Pencapaian laba bersih BTN dipicu oleh pendapatan bunga yang naik 23,0% yoy menjadi Rp36,3 triliun hingga akhir 2025, dibandingkan tahun 2024 sebesar Rp29,6 triliun. Di sisi lain, peningkatan di beban bunga sangat minim yaitu 0.4% yoy menjadi Rp17,9 triliun per akhir 2025 dari tahun sebelumnya yakni Rp17,9 triliun. Dari pencapaian itu, BTN membukukan pendapatan bunga bersih yang naik 57,5% menjadi Rp18,4 triliun pada akhir 2025 dibandingkan Rp11,7 triliun pada tahun 2024.
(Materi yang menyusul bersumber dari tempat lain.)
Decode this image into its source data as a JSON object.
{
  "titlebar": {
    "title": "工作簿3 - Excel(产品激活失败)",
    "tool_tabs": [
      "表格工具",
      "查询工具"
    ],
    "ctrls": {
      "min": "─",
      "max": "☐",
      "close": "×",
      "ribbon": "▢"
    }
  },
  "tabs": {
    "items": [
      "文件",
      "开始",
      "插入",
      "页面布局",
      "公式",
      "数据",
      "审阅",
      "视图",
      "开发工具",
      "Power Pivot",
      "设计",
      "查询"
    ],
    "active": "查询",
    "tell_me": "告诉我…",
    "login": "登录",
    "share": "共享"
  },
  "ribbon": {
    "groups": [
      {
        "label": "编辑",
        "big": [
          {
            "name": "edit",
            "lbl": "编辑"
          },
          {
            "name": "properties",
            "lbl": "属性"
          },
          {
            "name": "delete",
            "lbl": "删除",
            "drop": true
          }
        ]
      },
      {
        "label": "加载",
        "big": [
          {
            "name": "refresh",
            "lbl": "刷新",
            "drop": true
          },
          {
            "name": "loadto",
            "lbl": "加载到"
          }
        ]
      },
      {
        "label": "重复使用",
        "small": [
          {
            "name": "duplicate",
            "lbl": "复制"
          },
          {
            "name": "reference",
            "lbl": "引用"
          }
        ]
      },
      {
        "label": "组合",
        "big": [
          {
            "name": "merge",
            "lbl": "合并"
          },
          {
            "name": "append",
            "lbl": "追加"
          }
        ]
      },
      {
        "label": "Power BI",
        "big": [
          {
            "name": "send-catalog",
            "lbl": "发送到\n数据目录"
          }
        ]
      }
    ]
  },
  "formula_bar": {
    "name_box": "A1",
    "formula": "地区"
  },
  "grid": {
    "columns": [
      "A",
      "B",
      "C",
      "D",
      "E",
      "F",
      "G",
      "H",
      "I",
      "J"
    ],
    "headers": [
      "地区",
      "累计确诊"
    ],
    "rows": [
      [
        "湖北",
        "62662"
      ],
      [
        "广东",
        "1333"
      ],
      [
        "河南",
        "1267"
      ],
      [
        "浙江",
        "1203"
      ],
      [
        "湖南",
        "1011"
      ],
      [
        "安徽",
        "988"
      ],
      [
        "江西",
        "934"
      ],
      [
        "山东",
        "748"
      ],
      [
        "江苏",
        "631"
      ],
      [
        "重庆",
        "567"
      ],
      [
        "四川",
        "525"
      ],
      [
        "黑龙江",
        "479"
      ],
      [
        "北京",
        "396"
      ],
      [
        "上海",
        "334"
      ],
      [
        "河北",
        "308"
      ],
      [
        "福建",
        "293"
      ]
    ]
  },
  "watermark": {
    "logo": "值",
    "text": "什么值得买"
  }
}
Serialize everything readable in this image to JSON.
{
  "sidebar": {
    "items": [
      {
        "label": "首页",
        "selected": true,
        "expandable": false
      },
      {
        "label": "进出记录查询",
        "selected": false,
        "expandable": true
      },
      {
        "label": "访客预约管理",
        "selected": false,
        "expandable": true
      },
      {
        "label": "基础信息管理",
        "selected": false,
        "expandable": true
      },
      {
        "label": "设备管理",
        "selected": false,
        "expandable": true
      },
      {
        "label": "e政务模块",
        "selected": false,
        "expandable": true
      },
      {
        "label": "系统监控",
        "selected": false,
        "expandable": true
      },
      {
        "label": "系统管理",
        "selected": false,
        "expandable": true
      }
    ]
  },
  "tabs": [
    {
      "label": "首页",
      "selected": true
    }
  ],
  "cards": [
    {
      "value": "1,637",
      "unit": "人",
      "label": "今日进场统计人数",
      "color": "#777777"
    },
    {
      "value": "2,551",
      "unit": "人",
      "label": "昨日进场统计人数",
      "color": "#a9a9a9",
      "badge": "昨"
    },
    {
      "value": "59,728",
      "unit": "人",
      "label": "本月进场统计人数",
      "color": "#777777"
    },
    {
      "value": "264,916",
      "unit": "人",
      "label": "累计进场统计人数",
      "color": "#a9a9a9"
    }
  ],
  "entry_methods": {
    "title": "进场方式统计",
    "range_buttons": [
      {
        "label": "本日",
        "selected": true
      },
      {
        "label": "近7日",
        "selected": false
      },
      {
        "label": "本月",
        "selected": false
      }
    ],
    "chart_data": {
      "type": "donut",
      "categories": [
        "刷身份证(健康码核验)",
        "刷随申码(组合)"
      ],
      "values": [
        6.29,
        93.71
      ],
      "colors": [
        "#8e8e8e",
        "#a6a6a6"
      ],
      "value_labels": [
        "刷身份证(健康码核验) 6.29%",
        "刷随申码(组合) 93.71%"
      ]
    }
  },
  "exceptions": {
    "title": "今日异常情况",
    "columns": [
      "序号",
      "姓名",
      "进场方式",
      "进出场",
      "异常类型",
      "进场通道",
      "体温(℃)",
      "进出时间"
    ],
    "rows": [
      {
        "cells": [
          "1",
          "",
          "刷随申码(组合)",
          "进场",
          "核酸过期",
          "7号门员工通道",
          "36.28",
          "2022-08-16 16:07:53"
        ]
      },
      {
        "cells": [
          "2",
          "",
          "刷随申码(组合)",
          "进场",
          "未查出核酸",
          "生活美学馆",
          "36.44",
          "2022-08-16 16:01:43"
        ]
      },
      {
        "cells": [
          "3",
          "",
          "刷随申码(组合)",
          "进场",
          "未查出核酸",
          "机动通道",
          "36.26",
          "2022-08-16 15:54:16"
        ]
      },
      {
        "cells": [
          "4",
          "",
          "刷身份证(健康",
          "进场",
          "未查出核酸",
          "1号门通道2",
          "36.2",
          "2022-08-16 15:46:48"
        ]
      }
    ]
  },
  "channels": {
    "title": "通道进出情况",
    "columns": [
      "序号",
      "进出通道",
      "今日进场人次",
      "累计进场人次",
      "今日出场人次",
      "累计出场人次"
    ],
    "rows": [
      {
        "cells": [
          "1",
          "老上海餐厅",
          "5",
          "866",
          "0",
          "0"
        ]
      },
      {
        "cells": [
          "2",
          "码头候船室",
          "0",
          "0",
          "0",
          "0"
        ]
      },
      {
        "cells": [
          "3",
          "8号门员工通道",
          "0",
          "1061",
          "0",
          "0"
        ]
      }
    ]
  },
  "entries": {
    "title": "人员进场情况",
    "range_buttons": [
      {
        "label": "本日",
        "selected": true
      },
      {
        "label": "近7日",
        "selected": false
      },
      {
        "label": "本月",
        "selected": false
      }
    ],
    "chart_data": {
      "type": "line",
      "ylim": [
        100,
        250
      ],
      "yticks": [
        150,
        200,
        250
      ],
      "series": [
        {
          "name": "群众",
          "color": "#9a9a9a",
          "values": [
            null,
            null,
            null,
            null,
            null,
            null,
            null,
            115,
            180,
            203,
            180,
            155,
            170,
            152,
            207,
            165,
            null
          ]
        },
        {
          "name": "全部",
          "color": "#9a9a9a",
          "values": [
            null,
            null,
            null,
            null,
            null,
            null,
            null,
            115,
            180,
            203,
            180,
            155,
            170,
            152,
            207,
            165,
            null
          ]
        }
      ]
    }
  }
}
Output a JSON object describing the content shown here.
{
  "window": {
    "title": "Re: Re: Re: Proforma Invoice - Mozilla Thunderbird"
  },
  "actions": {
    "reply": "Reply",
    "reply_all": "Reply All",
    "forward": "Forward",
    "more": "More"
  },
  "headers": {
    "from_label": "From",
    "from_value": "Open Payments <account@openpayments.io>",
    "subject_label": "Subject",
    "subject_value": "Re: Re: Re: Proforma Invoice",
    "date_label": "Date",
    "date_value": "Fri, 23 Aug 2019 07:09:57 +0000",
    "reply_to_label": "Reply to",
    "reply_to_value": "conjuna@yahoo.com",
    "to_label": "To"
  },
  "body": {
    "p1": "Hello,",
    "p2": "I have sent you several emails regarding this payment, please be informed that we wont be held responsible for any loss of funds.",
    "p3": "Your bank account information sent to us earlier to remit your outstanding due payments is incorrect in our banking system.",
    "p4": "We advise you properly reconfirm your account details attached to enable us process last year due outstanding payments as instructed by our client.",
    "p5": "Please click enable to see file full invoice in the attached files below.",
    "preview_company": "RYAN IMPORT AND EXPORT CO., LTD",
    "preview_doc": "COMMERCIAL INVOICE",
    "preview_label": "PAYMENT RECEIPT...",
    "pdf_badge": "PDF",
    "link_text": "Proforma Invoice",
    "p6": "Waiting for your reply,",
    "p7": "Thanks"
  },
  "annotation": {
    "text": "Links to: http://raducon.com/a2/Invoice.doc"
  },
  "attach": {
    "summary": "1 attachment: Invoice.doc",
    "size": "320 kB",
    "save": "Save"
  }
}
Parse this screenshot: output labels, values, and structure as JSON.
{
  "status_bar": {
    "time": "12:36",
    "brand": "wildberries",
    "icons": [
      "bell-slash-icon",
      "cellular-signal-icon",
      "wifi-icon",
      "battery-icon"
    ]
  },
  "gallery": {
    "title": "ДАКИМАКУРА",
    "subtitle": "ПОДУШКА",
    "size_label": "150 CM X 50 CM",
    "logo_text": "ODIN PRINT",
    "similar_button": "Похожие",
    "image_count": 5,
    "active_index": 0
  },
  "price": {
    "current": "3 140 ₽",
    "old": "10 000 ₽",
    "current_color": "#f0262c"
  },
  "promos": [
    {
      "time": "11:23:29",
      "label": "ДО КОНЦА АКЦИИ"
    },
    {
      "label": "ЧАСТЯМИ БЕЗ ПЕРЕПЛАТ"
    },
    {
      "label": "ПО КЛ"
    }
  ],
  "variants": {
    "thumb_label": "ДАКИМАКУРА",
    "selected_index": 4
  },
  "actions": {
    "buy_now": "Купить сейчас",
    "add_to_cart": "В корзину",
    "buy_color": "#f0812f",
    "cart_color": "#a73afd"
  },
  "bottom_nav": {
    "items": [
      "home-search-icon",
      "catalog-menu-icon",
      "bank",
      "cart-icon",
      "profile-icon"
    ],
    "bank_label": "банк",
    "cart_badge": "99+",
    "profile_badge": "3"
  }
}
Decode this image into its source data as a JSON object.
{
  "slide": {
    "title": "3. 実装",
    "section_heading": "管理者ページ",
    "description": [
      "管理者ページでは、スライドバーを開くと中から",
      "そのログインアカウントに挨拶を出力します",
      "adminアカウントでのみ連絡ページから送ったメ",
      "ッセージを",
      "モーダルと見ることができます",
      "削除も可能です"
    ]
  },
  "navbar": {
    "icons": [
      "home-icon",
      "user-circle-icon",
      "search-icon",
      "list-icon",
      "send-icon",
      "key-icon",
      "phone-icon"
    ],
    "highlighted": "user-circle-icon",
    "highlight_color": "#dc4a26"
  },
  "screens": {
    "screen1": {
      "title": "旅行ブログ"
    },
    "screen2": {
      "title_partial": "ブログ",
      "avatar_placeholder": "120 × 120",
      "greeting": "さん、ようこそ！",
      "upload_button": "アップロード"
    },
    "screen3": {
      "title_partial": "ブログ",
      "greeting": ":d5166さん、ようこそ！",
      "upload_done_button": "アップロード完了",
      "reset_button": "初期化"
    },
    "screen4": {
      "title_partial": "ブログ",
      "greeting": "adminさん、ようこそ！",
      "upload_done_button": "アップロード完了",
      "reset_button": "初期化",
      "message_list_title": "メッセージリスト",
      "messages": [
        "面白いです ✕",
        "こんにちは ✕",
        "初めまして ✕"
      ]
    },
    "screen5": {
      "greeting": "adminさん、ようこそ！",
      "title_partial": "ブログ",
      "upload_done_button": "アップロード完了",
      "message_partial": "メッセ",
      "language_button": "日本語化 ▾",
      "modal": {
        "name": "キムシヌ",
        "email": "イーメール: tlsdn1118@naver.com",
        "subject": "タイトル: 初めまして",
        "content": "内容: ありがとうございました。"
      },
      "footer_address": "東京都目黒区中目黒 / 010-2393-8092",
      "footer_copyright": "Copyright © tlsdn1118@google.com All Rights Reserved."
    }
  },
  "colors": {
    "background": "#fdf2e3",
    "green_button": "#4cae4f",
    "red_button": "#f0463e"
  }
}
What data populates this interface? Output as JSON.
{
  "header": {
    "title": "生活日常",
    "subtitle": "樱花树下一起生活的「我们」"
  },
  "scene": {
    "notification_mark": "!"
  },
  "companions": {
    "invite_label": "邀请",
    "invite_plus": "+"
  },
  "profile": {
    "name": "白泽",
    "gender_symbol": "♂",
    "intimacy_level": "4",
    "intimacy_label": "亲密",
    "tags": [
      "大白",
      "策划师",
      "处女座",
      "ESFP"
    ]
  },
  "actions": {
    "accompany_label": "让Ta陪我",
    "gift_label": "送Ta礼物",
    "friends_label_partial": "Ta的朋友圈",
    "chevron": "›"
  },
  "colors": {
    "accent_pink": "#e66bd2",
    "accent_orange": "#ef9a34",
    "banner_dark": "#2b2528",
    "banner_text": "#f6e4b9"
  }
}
Nixon menuturkan, BTN berhasil memperkuat profitabilitas dengan memperbaiki proses bisnis di sisi penyaluran kredit dan pengelolaan portofolio yang menghasilkan pertumbuhan lebih cepat, serta upaya yang konsisten dalam memperoleh pendanaan yang berbiaya lebih murah. “Hal ini berbuah peningkatan margin bunga bersih (net interest margin/NIM) menjadi 4,2% pada akhir 2025, naik 133 basis poin (bps) dari tahun sebelumnya sebesar 2,9%,” tuturnya.
Hingga akhir 2025, BTN berhasil membukukan pertumbuhan double-digit pada penyaluran kredit dan pembiayaan konsolidasian sebesar 11,9% yoy menjadi Rp400,6 triliun, dari Rp358,9 triliun pada tahun 2024. Nixon menjelaskan, mayoritas kredit BTN disalurkan ke sektor perumahan, dengan penyaluran kreditnya mencapai Rp328,4 triliun hingga Desember 2025, tumbuh 7,5% yoy dibandingkan tahun sebelumnya sebesar Rp305,6 triliun.
Baca Juga: Presiden Prabowo Apresiasi MBR Miliki Rumah Melalui KPR FLPP BTN
Di kredit perumahan, BTN membukukan pertumbuhan KPR Subsidi sebesar 10% yoy menjadi Rp191,2 triliun pada akhir 2025, dibandingkan tahun sebelumnya sebesar Rp173,8 triliun. Sedangkan KPR Non-Subsidi BTN meningkat 6,7% yoy menjadi Rp113,0 triliiun hingga akhir tahun lalu, dibandingkan tahun sebelumnya sebesar Rp106,0 triliun.